Говорили, вода в источнике особенная. Пробивается она будто из глубоких глубин, через твердые каменные слои и никогда не замерзает. Поэтому и назвали ее «теплицей». Ергуш ходит по утрам к источнику с красивыми дубовыми бадейками; зачерпнет воды дополна и скорей домой.
Вот смотрит Ергуш на ручеек, думает…
Лютой зимой поднимается над ним густой белый пар. На дне, у бережков, растет ярко-зеленая тонкая травка, вода расчесывает ее, как длинные волосы. Местами стелются в канавке вероника, шпинат. Прилетают к ручейку черные дрозды — особенно в сильные морозы. Поклюют корешки растений — и улетают. Чаще всего бывает тут маленькая, с большой палец ростом, птичка; у нее короткий, загнутый кверху хвостик. Штево Фашанга говорит, это ореховка. Каждое утро, в один и тот же час, прилетает она к канавке. Головкой вертит: сюда посмотрит, туда взглянет. Там клюнет, тут клюнет, протрещит что-то и вспорхнет…
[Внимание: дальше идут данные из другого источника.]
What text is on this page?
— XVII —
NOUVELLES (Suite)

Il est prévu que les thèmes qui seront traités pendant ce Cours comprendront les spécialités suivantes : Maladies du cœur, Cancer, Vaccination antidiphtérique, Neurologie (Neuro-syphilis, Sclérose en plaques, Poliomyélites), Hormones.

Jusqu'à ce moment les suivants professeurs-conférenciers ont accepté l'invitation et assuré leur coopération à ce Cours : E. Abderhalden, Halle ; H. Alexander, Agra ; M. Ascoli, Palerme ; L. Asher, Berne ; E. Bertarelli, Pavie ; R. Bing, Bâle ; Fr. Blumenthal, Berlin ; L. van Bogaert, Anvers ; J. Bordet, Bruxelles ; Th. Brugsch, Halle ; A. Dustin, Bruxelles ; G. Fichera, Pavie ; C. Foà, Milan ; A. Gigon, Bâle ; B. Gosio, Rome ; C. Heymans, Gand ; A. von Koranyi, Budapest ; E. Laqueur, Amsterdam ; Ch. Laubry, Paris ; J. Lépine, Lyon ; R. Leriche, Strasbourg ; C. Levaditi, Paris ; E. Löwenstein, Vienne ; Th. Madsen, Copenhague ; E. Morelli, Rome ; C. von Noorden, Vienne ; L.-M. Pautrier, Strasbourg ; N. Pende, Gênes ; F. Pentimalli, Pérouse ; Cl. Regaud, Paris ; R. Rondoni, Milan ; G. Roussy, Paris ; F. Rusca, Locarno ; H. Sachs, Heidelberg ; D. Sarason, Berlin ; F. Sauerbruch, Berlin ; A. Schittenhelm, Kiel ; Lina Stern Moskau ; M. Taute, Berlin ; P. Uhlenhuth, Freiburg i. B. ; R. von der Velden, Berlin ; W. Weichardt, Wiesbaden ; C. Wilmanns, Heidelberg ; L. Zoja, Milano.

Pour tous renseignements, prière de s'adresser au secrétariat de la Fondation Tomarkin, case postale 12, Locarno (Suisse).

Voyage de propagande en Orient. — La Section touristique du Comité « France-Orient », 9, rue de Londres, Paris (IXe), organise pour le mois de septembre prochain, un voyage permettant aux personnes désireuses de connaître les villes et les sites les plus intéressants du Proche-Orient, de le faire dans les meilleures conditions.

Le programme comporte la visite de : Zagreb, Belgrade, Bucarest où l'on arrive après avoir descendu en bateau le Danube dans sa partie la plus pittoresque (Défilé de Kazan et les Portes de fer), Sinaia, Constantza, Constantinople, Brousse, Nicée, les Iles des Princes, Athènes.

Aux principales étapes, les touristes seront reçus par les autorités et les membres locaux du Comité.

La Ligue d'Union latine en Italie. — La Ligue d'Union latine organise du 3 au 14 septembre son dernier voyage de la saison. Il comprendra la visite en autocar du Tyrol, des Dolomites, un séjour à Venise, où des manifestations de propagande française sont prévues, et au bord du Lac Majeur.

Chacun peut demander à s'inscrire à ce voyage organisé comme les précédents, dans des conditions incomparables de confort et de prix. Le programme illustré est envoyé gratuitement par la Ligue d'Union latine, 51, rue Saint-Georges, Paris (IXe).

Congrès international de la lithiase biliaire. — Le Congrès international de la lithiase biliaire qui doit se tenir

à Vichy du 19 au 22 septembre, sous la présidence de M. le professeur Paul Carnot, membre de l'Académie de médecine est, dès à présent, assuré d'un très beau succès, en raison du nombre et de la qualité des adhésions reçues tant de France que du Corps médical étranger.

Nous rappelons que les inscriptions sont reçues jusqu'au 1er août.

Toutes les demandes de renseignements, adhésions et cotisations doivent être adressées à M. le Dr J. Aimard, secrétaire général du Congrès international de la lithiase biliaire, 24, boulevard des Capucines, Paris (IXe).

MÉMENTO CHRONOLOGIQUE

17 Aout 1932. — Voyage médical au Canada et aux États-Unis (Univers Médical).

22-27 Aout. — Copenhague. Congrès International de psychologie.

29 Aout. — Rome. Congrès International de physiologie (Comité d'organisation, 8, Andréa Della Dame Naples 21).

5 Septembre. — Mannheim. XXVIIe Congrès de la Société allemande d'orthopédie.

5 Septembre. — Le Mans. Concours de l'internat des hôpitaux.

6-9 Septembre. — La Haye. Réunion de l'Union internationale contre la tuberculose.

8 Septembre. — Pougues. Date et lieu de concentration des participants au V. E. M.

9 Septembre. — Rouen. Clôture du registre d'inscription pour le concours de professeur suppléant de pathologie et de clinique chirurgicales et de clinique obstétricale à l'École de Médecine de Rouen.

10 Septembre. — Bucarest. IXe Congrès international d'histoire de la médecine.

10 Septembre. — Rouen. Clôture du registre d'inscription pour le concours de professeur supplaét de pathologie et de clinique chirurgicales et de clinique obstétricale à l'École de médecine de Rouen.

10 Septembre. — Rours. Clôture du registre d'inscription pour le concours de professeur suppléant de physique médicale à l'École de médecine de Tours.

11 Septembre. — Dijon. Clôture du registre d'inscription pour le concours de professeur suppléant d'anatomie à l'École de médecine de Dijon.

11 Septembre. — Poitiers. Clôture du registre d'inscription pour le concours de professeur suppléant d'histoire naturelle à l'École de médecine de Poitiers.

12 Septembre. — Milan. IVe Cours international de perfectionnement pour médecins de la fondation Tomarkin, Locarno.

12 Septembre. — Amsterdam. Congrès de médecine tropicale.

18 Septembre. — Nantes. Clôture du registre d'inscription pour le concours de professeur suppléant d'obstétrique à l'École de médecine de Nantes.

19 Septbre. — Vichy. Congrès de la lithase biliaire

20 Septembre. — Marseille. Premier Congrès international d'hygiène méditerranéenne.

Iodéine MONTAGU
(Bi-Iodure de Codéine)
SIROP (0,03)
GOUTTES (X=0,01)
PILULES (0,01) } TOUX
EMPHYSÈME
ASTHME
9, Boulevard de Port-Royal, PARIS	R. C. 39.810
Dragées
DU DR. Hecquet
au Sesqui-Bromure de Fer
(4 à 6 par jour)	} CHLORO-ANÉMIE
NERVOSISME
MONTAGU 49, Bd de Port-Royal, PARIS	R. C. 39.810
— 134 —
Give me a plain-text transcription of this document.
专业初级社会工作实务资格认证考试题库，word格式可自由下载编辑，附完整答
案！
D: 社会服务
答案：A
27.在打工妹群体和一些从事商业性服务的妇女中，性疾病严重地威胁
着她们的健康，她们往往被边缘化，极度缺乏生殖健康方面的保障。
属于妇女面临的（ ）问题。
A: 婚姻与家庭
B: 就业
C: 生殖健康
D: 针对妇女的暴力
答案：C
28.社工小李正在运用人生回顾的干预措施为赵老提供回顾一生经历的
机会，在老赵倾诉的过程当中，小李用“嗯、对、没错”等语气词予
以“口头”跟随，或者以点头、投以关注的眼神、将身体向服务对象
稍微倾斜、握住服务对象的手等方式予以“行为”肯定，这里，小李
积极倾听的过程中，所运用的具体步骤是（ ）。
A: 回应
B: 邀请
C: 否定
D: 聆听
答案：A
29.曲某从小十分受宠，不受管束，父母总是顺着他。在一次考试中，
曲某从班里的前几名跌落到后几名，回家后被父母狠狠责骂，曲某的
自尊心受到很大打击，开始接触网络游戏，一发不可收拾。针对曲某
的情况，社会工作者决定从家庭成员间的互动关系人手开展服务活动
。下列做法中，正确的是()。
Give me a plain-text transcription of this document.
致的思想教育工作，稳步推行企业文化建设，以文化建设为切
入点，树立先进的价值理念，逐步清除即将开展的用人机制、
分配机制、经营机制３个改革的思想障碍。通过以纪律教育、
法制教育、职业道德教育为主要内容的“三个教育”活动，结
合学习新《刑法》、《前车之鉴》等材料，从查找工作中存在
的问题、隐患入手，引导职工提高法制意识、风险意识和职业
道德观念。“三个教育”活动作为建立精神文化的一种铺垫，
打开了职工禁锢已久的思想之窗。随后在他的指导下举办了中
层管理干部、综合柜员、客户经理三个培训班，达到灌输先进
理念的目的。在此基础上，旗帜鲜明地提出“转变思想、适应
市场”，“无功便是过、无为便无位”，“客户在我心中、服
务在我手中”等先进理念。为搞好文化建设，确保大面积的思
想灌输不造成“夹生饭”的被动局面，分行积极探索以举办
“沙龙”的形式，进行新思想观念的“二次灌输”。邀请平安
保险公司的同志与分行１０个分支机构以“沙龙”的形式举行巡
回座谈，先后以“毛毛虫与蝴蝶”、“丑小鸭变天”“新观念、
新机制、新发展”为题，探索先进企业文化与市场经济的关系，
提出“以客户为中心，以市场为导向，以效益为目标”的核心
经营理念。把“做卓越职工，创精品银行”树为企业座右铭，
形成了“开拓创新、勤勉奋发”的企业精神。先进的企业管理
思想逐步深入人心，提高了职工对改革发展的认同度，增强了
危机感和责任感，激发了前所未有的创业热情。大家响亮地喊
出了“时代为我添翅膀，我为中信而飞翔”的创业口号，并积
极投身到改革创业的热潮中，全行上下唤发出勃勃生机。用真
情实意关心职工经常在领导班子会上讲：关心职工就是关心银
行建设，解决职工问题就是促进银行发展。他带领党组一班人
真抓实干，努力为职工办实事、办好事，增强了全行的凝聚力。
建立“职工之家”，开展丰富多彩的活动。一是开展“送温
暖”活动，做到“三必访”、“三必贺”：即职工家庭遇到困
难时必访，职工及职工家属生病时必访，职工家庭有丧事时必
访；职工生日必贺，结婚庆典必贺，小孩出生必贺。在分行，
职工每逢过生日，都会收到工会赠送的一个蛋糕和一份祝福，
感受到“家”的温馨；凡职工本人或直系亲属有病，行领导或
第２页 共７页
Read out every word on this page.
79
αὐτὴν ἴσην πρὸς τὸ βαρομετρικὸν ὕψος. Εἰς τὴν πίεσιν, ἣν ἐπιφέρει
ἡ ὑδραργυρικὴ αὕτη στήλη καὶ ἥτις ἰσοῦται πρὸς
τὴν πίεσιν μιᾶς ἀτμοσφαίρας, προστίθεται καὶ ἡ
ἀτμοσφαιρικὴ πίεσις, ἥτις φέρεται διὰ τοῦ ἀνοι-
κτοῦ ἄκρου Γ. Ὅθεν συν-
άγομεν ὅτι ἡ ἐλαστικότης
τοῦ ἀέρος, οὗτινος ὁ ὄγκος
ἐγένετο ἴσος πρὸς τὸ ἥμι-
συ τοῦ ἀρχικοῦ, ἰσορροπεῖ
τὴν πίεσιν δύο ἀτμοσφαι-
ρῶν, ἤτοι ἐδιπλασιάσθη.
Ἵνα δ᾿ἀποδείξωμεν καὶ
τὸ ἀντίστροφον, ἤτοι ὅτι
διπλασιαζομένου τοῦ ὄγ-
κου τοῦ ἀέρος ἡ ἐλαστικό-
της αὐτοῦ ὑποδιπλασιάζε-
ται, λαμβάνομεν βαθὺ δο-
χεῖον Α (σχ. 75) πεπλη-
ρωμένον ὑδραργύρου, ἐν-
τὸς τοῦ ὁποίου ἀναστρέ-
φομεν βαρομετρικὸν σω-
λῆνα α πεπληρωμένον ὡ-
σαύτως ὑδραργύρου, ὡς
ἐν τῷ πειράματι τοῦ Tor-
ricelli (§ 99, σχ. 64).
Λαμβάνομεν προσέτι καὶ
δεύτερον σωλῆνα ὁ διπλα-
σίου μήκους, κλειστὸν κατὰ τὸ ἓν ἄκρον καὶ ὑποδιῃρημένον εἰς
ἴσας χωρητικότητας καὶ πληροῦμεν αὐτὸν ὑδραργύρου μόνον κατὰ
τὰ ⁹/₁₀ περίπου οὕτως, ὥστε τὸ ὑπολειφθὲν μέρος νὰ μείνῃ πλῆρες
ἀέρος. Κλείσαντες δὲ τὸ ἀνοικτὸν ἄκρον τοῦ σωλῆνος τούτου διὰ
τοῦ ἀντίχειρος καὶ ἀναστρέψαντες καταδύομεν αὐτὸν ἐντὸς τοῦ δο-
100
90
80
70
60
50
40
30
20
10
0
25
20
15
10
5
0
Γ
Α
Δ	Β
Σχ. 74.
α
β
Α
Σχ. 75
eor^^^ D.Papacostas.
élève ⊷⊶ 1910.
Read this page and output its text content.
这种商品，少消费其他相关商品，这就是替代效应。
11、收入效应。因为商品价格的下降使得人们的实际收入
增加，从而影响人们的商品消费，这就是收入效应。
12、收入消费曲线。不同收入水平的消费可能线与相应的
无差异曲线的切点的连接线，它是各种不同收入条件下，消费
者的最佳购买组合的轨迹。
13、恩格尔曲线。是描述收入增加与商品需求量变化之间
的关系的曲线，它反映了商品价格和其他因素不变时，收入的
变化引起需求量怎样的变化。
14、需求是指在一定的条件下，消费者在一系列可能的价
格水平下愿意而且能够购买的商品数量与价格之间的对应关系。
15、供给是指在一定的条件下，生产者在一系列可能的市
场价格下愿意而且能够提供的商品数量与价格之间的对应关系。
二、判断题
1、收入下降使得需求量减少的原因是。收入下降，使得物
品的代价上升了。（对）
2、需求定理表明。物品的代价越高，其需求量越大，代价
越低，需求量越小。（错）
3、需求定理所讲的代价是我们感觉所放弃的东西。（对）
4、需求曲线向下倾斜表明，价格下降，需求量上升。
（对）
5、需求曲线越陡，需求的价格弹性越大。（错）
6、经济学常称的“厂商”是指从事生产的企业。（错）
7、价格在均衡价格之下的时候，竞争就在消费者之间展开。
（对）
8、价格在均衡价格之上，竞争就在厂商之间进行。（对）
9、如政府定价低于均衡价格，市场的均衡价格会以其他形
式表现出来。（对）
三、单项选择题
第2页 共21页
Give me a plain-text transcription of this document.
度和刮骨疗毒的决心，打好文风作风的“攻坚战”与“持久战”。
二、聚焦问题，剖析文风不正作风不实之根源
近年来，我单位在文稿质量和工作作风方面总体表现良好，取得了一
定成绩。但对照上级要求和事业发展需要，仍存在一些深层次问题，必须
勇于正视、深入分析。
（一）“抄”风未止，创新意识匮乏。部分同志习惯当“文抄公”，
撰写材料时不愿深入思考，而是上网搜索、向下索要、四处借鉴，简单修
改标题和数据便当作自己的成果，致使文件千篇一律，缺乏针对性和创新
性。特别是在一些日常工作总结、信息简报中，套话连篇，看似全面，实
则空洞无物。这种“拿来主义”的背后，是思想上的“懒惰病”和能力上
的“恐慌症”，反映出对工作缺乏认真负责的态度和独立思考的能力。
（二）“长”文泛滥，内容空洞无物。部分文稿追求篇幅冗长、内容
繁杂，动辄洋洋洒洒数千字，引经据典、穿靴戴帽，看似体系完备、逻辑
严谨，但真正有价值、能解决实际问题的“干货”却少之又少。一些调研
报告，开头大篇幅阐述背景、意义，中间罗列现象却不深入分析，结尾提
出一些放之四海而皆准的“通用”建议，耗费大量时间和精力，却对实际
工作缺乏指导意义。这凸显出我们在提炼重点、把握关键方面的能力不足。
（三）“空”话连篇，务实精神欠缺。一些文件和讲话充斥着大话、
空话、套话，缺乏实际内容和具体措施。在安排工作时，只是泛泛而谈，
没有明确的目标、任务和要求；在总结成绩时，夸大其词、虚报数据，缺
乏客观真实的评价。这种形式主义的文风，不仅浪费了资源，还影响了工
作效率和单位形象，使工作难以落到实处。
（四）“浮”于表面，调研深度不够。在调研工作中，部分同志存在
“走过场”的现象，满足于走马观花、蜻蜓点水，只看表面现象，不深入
Под мостками эта птичка долго сидит. И всегда одна-одинешенька. До самого источника дойдет, а оттуда летит обратно, вдоль канавки, и скрывается неизвестно где.
Порой над «теплицей» пролетает красивая зеленоватая или голубоватая птичка с длинным клювом. Летит, чуть воды не касается. Быстро летает она, резко садится. Штево Фашанга сказал, это зимородок.
3
Нянё — так в Словакии ласкательно называют отца.